Construction Spending Rose in January from December, January 2021, Reports AGC

Construction spending increased in January compared to both December and a year ago, with strong gains in private nonresidential and residential construction but mixed results for public spending, according to an analysis of federal spending data the Associated General Contractors of America. Association leaders urged Washington officials to speed the award of funds promised by the Bipartisan Infrastructure law.

“Private nonresidential construction, especially for manufacturing plants, has rebounded sharply in recent months, while demand for housing remains strong,” said Ken Simonson, the association’s chief economist. “But public projects have yet to grow consistently.”

Construction spending in January totaled $1.68 trillion at a seasonally adjusted annual rate, 1.3% above the upwardly revised December rate and 8.2% higher than in January 2021. Private residential construction spending rose 1.3% in January from a month prior and 13.4% from January 2021, while private nonresidential construction spending increased 1.8% from December to January and 7.3% from January 2021. In contrast, public construction spending rose 0.6% for the month but slipped 1.3% from the year-ago level.

Among residential segments, single-family construction added 1.2% over the December total and 15.4% year-over-year. Multifamily construction inched down less than 0.1% in January but rose 4.8% from a year earlier. Spending on improvements to existing owner-occupied houses increased 1.8% for the month and 13.7% year-over-year.

A surge in manufacturing construction, which gained 8.5% for the month and 31.2% year-over-year, accounted for the bulk of the private nonresidential pickup.
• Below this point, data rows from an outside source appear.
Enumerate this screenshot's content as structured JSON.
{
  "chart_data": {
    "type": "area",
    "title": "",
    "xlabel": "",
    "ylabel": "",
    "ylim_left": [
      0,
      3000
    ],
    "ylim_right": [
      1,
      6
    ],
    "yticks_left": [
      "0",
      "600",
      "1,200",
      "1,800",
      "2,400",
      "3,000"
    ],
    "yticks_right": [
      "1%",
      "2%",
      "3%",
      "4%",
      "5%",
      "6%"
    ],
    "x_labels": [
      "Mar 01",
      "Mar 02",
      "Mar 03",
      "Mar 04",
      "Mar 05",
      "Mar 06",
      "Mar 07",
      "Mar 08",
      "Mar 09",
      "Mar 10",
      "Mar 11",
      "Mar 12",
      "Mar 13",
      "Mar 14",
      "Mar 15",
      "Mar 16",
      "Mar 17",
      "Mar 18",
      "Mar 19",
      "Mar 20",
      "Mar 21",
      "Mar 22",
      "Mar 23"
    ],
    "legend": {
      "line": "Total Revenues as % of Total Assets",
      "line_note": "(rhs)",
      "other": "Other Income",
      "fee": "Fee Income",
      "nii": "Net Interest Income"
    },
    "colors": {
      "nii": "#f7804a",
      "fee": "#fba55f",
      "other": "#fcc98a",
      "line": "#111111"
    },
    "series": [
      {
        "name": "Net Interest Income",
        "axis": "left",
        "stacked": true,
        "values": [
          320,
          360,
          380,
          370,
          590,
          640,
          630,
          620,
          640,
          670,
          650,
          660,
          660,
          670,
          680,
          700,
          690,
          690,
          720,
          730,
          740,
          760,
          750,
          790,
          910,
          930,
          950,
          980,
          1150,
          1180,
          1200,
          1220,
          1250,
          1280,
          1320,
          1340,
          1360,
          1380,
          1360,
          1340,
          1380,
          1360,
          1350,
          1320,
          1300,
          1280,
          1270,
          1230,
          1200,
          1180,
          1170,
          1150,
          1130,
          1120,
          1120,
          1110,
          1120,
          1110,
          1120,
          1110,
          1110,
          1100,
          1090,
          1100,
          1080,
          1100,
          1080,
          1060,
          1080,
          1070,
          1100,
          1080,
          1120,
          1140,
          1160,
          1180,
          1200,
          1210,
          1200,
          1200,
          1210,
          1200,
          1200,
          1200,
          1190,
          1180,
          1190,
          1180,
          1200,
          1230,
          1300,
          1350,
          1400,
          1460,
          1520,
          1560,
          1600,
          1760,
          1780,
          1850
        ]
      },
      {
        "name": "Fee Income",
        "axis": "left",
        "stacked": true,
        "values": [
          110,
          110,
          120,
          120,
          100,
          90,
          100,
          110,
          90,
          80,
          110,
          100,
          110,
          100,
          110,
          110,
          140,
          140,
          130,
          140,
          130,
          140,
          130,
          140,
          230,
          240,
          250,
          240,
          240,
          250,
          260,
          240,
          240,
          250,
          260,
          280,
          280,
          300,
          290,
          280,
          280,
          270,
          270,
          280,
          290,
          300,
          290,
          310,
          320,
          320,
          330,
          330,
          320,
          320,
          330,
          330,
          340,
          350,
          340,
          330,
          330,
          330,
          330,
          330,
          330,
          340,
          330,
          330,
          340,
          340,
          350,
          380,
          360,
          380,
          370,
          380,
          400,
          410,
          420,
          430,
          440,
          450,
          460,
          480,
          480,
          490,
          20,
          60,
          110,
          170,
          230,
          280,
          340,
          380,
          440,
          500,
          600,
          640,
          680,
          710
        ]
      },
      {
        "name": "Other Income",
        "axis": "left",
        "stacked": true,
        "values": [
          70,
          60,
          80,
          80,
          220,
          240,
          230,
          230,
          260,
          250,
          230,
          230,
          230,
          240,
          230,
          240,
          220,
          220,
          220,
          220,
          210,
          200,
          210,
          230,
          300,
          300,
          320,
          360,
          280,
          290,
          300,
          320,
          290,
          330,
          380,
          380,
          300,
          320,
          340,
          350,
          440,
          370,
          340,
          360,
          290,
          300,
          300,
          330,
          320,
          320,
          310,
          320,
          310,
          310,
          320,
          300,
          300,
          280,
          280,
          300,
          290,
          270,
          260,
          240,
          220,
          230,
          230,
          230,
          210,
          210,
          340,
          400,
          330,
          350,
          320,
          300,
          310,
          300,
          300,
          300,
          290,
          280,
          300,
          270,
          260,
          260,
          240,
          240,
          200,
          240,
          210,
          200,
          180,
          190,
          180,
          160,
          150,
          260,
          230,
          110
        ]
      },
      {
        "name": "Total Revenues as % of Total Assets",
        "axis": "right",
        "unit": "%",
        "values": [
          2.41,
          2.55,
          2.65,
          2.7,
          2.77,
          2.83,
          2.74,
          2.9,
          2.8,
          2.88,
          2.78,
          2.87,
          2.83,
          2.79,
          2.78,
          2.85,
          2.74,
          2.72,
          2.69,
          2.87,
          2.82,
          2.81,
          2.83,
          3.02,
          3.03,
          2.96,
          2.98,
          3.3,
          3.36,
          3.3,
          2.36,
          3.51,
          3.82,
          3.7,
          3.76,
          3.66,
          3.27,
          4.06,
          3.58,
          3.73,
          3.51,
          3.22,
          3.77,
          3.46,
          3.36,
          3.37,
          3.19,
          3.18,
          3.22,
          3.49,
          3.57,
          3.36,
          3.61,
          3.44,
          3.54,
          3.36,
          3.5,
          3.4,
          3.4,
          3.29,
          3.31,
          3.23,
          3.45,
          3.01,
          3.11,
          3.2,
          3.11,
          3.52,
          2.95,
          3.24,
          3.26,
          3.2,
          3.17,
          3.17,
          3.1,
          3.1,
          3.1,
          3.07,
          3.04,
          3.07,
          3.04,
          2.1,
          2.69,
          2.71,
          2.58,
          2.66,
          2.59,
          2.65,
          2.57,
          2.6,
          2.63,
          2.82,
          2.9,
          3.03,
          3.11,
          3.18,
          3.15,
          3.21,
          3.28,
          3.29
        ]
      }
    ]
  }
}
In addition, the largest private nonresidential segment, power construction, rose 2.7% for the month but trailed the January 2021 rate by 1.4%. The next-largest segment, commercial construction, declined 0.5% in January but jumped 18.0% year-over-year, with year-over-year gains in each component: warehouses (up 22.4%), retail categories (up 15.2%) and farm (up 4.4%).

The largest public segments showed diverse results. Highway and street construction edged down 0.1% from December but rose 5.2% compared to January 2021. Educational construction was unchanged for the month and skidded 9.9% year-over-year. Transportation construction spending climbed 1.6% in January but only 0.1% year-over year.

Association officials said one reason for the uneven public sector construction spending is that Congress has not appropriated most of the extra funds authorized in the Bipartisan Infrastructure law signed by President Biden last year. In addition, the administration has added restrictions not intended by Congress. They urged Congress to quickly pass the overdue appropriations bill and the administration to stick to the wording and intent of the infrastructure bill.

“The highway, transportation and other infrastructure promised by that bill is urgently needed to tackle snarled supply chains and rising costs,” said Stephen E. Sandherr, the association’s CEO. “Congress and the administration need to fulfill the promise of the legislation right away.”